Die Bilder sehen im ersten Moment noch relativ unterwältigend aus, daher ist einiges an Nachbereitung erforderlich. Der langwierigste Prozess dabei ist, die 24 Einzelfotos in Photoshop von Hand exakt aufeinander auszurichten. Da die Automatik hier versagt, helfen nur der Ebenenmodus “Differenz”, das Freiform-Transformationswerkzeug und viel Geduld. Wenn das geschafft ist, geht es an die Bearbeitung von Kontrasten, Details und Farben.
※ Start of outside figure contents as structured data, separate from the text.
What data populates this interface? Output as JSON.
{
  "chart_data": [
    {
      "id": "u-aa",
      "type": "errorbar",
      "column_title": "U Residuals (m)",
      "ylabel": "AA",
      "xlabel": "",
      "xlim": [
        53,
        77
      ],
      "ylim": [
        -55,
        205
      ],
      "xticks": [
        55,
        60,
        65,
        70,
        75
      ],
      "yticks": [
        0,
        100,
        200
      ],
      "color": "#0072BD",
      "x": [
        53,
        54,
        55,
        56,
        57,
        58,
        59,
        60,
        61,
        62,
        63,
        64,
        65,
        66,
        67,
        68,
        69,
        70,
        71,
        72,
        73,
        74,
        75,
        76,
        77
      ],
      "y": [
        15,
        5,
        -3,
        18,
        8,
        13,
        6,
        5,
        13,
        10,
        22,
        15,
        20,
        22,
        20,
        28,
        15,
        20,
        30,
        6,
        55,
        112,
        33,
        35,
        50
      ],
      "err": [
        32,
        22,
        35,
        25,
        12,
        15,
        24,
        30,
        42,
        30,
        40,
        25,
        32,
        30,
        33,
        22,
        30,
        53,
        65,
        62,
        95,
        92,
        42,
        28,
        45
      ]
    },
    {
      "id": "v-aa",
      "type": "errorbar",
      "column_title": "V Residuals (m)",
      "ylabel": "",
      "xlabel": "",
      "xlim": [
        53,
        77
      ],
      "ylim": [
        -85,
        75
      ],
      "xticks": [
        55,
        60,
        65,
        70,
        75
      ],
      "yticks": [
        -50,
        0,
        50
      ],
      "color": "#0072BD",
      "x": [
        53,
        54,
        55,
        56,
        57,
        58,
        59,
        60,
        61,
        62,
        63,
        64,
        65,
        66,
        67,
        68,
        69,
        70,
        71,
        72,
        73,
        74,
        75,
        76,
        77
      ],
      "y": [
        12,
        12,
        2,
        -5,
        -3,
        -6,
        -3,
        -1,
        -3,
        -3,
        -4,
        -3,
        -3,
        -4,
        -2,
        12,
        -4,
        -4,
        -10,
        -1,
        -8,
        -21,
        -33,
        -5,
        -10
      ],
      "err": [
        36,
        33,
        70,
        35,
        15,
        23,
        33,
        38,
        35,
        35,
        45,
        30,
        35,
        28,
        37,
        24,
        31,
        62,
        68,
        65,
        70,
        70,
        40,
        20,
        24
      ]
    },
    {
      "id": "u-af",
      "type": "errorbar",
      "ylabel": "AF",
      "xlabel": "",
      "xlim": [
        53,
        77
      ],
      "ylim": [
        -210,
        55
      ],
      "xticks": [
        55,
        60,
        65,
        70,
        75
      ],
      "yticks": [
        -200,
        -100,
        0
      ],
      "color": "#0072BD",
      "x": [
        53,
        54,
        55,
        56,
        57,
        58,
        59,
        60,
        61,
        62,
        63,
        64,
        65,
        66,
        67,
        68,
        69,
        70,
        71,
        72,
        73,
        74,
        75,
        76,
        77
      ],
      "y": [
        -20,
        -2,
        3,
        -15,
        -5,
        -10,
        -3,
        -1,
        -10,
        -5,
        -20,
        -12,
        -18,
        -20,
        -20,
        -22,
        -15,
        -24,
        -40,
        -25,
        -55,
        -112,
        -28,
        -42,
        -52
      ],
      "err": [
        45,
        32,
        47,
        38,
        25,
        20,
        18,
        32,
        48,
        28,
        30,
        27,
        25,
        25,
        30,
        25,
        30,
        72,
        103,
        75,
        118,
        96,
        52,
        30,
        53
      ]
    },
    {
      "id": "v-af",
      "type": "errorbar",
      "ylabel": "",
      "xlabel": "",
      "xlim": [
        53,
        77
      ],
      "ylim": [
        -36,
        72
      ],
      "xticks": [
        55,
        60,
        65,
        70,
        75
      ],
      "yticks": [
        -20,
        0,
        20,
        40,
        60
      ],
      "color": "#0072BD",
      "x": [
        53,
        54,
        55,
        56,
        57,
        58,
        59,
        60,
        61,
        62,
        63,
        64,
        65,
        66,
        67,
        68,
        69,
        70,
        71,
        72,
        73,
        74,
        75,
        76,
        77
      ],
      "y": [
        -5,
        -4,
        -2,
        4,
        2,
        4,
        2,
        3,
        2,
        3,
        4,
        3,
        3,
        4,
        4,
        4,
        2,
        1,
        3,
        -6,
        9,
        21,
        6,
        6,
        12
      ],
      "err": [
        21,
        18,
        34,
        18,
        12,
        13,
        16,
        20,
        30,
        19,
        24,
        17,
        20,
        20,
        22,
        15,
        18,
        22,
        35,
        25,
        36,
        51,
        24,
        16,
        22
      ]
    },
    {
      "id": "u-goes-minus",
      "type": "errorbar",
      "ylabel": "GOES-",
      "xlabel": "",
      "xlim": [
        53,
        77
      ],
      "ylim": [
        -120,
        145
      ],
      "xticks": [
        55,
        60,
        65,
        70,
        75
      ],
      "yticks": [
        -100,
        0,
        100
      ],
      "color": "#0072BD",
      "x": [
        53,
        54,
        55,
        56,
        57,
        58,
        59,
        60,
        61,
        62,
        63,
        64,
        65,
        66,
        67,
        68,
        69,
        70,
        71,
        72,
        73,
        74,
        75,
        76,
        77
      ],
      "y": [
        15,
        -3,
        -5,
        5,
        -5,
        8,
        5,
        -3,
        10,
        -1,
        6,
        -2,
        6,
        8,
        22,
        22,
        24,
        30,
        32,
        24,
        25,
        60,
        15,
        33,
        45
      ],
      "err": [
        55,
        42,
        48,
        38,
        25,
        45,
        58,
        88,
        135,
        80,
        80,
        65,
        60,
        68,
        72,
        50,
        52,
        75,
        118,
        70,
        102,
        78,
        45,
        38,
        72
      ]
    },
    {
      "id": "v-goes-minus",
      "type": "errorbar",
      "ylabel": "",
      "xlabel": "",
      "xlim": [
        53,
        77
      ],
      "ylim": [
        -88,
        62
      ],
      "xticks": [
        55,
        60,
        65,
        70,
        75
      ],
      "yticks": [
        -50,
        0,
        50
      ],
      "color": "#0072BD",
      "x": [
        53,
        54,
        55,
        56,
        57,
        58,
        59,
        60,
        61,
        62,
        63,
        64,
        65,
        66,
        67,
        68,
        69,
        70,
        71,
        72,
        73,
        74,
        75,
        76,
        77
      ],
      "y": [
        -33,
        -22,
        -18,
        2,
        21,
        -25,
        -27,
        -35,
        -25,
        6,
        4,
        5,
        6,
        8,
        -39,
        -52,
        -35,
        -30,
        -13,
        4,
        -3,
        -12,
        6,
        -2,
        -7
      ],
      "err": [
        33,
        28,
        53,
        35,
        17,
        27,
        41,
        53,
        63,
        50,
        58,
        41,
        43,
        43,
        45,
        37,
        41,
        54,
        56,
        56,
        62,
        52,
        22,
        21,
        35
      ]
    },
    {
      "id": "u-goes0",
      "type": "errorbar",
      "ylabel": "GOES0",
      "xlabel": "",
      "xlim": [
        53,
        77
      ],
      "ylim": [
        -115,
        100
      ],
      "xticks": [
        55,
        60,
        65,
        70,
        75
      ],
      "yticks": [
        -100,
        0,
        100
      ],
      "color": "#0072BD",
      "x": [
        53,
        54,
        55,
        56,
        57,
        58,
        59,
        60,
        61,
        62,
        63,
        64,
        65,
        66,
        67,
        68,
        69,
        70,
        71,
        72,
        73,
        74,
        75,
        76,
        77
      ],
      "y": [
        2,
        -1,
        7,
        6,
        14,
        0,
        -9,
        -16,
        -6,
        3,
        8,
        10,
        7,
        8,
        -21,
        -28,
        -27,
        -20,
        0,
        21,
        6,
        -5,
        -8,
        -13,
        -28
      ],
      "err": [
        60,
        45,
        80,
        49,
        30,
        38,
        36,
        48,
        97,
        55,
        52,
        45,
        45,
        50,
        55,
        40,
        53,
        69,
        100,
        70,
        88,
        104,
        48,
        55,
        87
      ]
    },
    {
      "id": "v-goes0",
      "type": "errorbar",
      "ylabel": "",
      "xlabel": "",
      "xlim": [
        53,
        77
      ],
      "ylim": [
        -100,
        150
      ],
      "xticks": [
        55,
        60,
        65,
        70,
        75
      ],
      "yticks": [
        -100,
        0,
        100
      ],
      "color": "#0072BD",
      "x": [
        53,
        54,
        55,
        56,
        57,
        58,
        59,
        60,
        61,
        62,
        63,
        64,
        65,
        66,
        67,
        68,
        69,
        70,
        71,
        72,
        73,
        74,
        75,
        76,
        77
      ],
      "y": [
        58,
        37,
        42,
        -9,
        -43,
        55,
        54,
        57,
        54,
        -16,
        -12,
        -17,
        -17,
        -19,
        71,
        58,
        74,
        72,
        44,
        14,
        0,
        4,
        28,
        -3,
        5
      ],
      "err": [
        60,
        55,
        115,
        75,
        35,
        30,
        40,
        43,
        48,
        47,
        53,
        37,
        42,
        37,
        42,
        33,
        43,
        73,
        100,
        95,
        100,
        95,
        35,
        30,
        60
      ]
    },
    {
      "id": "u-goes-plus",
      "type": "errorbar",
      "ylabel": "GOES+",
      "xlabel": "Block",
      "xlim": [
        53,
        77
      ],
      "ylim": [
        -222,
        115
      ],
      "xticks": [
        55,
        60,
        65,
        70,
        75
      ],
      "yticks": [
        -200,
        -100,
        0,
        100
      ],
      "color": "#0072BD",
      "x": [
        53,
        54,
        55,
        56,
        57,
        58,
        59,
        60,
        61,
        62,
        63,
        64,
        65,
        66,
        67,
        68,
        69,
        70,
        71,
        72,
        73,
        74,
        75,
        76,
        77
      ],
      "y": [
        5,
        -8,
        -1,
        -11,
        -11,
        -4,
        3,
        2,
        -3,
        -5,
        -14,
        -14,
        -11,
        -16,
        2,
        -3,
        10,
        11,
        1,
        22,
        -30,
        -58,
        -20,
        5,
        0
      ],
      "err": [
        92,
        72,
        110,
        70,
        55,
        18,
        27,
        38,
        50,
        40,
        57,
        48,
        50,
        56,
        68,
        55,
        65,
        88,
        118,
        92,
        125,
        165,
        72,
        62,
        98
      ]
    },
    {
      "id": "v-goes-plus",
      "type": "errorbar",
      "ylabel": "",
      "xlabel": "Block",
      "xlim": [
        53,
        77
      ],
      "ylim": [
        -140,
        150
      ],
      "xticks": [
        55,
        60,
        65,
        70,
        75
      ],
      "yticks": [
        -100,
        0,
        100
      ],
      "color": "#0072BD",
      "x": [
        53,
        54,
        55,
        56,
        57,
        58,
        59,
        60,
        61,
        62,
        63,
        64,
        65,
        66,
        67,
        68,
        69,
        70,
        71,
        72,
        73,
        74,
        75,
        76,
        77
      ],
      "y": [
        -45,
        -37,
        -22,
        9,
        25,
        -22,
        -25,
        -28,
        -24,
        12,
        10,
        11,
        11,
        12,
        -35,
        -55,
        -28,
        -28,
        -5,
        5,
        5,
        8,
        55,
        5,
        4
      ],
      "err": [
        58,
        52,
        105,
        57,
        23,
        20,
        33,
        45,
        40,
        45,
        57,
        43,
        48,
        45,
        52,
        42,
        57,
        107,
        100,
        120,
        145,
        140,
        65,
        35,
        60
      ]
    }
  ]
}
Hierbei orientiere ich mich an dem YouTube-Video “Photographing and Processing the Constellation Orion: Image Stacking and LRGB Processing” von Ian Norman. Gerade bei den Farben hat man natürlich künstlerische Freiheiten, aber ich habe versucht, mich an bekannten Bildern der Andromedagalaxie zu orientieren. Alles in allem habe ich für das fertige Bild rund vier Stunden benötigt.
Das Ergebnis
Ich bin mit meinem ersten “Deep Sky” Foto schon sehr zufrieden, und dem werden sicher noch weitere folgen. Der Orionnebel, um den es in dem oben verlinkten Tutorial geht, steht auch noch auf meiner Liste. Bis dahin wird dieses Bild hier aber erstmal ziemlich sicher das Titelbild für meinen 2022er Kalender.